Sounds like it is just a vent valve. I can't think of the actual name but I bought some and never put them on yet. They are so you don't have to use a vent stack I think is what the package said. They were around 5 bucks at menards.


----------



## VIPlumber (Aug 2, 2010)

I have no idea what that type of T you're describing is, but the best bet is to install a proper drain set-up.


----------



## broox (Nov 30, 2010)

To me, it sounds like the drain line is stopped up. Replacing all of that stuff might not help. I cleared three laundry lines in the last two weeks. A washing machine dumps alot of water, so the drain line has to be clear to take all that water. Maybe snaking it before replacing anything would be prudent.


----------



## AllanJ (Nov 24, 2007)

It is improper to clamp the washing machine hose onto the drain pipe. This can shorten the life of the washing machine (wear out the drain pump) and can also allow siphoning of waste water back into the machine after it shuts off.

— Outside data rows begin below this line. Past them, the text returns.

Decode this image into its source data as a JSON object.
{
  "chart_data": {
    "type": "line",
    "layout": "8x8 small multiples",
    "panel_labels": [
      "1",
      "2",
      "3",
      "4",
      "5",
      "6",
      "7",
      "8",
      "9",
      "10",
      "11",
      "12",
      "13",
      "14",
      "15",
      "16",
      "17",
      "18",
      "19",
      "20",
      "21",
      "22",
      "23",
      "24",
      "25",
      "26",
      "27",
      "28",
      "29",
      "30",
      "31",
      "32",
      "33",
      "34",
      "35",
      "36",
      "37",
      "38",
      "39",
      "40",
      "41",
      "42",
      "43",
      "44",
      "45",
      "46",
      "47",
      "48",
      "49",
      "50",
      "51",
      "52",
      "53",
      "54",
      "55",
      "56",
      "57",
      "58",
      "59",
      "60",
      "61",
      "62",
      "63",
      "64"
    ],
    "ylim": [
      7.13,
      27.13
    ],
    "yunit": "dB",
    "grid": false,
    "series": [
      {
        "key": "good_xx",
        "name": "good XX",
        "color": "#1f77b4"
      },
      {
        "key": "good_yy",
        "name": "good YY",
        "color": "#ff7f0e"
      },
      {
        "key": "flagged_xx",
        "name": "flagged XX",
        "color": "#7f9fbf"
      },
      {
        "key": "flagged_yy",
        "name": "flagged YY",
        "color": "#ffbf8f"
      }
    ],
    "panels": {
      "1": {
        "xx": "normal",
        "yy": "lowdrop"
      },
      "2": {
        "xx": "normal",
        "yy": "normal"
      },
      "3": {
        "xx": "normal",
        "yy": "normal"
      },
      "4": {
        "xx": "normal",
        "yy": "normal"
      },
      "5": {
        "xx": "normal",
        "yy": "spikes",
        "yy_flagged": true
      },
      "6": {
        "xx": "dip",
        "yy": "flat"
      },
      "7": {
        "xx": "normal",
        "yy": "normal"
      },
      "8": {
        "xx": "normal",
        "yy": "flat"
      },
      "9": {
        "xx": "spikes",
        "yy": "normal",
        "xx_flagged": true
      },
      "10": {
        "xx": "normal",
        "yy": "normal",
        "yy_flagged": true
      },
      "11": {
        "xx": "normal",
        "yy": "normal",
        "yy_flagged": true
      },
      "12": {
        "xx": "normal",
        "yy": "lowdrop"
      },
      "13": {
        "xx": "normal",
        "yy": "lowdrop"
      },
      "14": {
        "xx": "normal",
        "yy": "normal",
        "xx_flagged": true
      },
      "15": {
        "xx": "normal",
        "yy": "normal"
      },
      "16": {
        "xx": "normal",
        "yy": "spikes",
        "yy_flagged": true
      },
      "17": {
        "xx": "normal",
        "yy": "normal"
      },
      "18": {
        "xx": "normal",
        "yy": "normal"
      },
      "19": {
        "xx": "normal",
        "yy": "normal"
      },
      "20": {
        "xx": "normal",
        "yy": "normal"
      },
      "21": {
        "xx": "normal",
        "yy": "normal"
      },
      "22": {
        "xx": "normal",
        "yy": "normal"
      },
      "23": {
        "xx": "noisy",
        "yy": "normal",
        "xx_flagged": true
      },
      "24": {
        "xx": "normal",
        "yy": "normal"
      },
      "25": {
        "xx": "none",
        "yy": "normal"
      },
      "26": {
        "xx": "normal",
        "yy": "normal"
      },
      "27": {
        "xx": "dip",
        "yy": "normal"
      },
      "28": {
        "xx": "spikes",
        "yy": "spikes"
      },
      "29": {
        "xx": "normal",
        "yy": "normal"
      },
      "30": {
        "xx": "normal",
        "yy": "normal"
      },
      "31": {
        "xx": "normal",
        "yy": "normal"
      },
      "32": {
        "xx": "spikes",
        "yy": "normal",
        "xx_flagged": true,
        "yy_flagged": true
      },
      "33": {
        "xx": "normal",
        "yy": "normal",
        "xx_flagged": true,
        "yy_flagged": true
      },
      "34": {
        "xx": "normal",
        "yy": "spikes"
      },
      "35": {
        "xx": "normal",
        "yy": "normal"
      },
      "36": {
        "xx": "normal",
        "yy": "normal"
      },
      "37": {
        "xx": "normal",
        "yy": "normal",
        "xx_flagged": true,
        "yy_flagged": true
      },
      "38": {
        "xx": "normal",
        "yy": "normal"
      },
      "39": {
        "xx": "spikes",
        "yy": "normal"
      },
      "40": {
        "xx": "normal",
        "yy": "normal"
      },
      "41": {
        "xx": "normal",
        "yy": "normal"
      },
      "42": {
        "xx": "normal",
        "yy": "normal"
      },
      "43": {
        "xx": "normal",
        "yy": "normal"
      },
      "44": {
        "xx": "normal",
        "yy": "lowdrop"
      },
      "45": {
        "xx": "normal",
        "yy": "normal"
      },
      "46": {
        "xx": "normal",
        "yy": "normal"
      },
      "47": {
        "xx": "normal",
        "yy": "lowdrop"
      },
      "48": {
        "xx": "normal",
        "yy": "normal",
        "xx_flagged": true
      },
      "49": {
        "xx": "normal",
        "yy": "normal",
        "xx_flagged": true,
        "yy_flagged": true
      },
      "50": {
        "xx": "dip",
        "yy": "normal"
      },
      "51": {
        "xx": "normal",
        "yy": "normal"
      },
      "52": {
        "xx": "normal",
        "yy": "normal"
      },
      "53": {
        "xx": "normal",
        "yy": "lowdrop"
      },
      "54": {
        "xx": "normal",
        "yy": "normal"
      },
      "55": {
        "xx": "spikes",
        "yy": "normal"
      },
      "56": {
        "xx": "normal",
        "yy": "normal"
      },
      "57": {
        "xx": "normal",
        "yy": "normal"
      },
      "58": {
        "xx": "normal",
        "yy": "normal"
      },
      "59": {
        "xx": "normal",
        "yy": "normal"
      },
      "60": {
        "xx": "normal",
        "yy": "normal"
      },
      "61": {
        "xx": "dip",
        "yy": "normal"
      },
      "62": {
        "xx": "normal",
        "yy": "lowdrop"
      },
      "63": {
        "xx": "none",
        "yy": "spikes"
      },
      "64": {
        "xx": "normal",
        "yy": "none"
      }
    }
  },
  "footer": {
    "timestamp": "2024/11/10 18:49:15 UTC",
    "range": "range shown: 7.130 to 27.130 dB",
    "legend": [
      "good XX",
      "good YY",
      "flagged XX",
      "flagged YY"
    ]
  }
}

The standpipe (vertical riser where the washing machine hose is placed) needs to be higher than the top of the tub inside the machine. The entire washing machine drain pipe must be 2 inches or fatter.


----------



## hardwareman (Oct 9, 2010)

its called a siphon brake, it prevents the washer from siphoning all the water out of the tub. The only time we ever use these is if the washer drain hose is extended and the drain hose run into a floor drain rather than a stand pipe


----------



## gnguru (Apr 27, 2011)

*BINGO!! And we have a winner...*

BINGO - And we have a winner!! It's hardwareman and he hit the nail right on the head other than a slight mispelling. It's a siphon break not a siphon brake and I found an exact replica of the part (gizmo - LOL) at Amazon.com ApplianceZone. Why they installed this, I don't know because it is a regular washing machine wall drain 35 inches from the floor and the laundry room is adjacent to a half bath and it has a vent pipe to above the roof and the washing machine drain hose is standard length. We'll get a new gizmo and see if that solves the leaking problem. Thanks to everyone for your input and especially to hardwareman. Next time you're in California the drinks are on us... :thumbup: Cheers :thumbup:


----------



## hardwareman (Oct 9, 2010)

if the drain line is going into a standpipe, then why not just eliminate the siphon break??


----------



## gnguru (Apr 27, 2011)

hardwareman said:


> if the drain line is going into a standpipe, then why not just eliminate the siphon break??


We tried that and when the washer started it's drain cycle water leaked out all over the place. We don't think the pipe is plugged because when the water goes thru the siphon break, it works fine other than the minimal leaking from the air vent in the siphon break. New siphon break is in route. We'll keep you posted. Thanks for your help.


----------